Start Date: Sunday, June 2nd 2019, 8:49 UTC
End Date: Sunday, June 2nd 2019 15:22 UTC
Problem Location: Global Cloud Locations
Problem Description: Intermittent loss of connectivity and degraded routing for Packet Public Cloud locations.
On Sunday, 06/02/2019 at approximately 8:49 AM UTC Packet’s internal network monitoring identified significant reachability and performance issues. Initial investigation pointed to routing loops and blackholed traffic to specific internal and Internet destinations. This was found to be a major outage impacting Packet’s upstream network provider, Zayo. The network engineering team then worked to migrate traffic to an alternative network, removing Zayo from the network mix, and apply appropriate route filters to return service to normal. Subsequently, Packet network engineers worked to optimize specific routing policies to improve latency across the backbone given the new traffic mix. Customers were briefly impacted by upstream connectivity in specific Packet Cloud regions and then subject to sub par routing (high latency) and some specific unreachable paths, for the duration of the outage. No server interface connectivity was impacted.
As touched on above, this outage was caused by an upstream provider outage. Per our provider, Zayo, a trans-contintenal US backbone link had experienced a hardware failure and was blackholing IP traffic routed over the link. Secondary to this outage, network traffic had continued to blackhole even after the problematic link was removed from service, due to lingering control plane issues and stale routes on Zayo’s network, resulting in a greatly extended time to resolution.
Of note was that customer traffic was not completely impacted during the incident. However, deliverability from Packet’s US datacenters to broadband ISPs did suffer an outsized impact. In addition, this outage only impacted traffic routed between specific (random) source and destination IP address pairs, while other customer traffic remained unharmed. Even after Packet had completely removed Zayo from its provider mix, some large broadband networks and cellular networks (also Zayo customers) experienced degraded connectivity to both Packet and other destinations, given their dependence on Zayo products and services.

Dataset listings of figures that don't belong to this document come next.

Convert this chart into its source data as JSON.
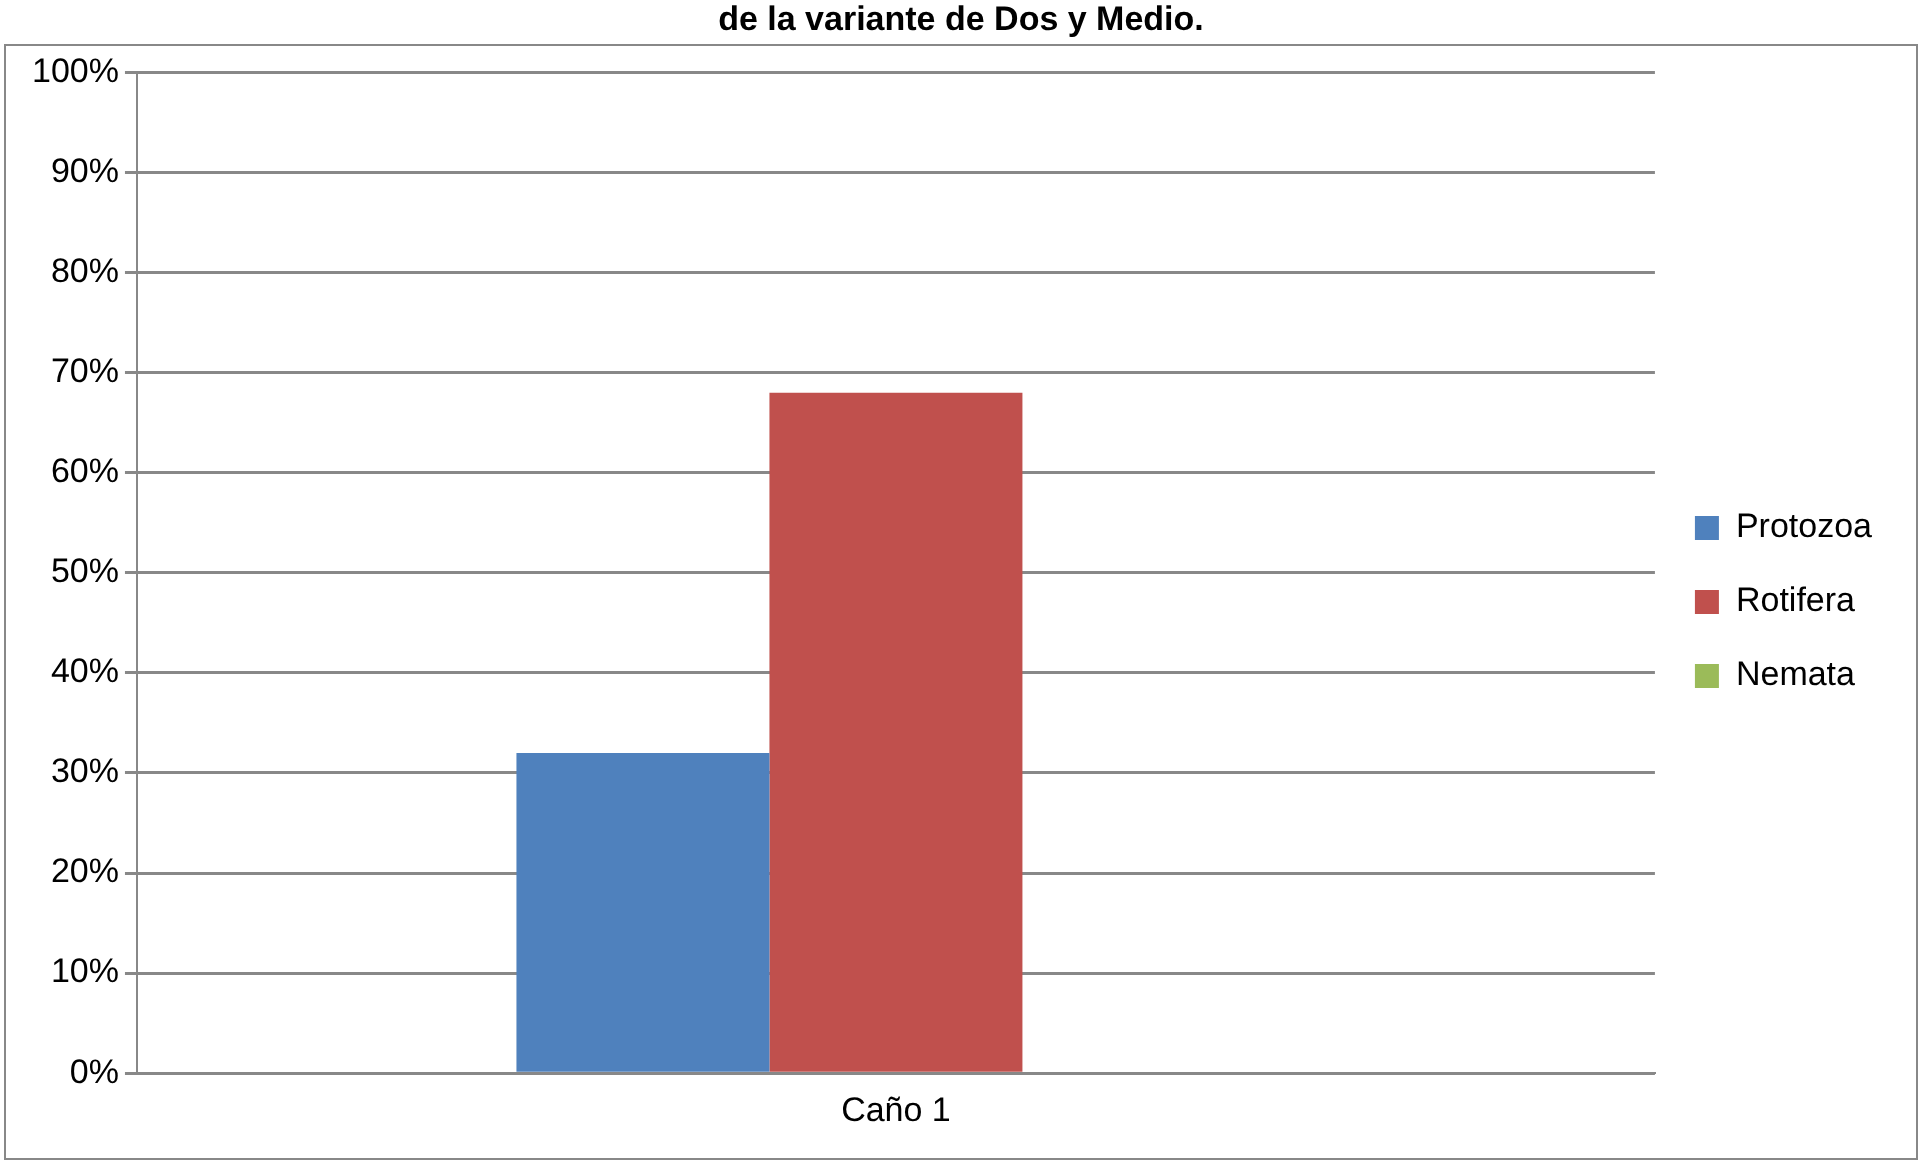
{
  "chart_data": {
    "type": "bar",
    "title": "de la variante de Dos y Medio.",
    "categories": [
      "Caño 1"
    ],
    "series": [
      {
        "name": "Protozoa",
        "color": "#4f81bd",
        "values": [
          32
        ]
      },
      {
        "name": "Rotifera",
        "color": "#c0504d",
        "values": [
          68
        ]
      },
      {
        "name": "Nemata",
        "color": "#9bbb59",
        "values": [
          0
        ]
      }
    ],
    "ylim": [
      0,
      100
    ],
    "yticks": [
      {
        "value": 0,
        "label": "0%"
      },
      {
        "value": 10,
        "label": "10%"
      },
      {
        "value": 20,
        "label": "20%"
      },
      {
        "value": 30,
        "label": "30%"
      },
      {
        "value": 40,
        "label": "40%"
      },
      {
        "value": 50,
        "label": "50%"
      },
      {
        "value": 60,
        "label": "60%"
      },
      {
        "value": 70,
        "label": "70%"
      },
      {
        "value": 80,
        "label": "80%"
      },
      {
        "value": 90,
        "label": "90%"
      },
      {
        "value": 100,
        "label": "100%"
      }
    ],
    "grid": "y",
    "legend": "right"
  }
}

As with any incident of this magnitude, Packet will be building upon this experience to strengthen its operations, implementing various corrective actions that include:
-Expanded internal connectivity monitoring, and alerting of on-call operations teams
-Expanded network automation and routing protocol implementation, including the ability to more effectively route/load balance across all available backbone paths, and have an operator implement automated traffic re-routes across all of Packet’s datacenter locations in the event of a major provider incident
-Increased resilience in Packet’s provisioning systems and services, reducing dependencies on third party network providers or inter-datacenter connectivity
All times are in UTC.
08:49 - We received an alert from our monitoring tools showing reachability issues in several of Packet’s global datacenter locations.
08:52 - Our engineering team confirmed the reachability issues. An internal incident was created and Packet’s operational staffing was called into action, along with our platform and network engineering escalation contacts.
09:18 - Engineers started investigating the issue and related provisioning impact in our NRT1 availability zone.
10:11 - Engineers noticed that SJC1 device provisioning was also affected.
10:13 - Routing issue was identified.
12:10 - Network Engineers confirmed that the issue was due to an outage from our upstream provider (Zayo). Traffic was re-routed to other paths and connectivity started to restore.
13:32 - A fix was implemented and Network Engineers monitored the results
15:22 - Incident resolved. All services returned to normal.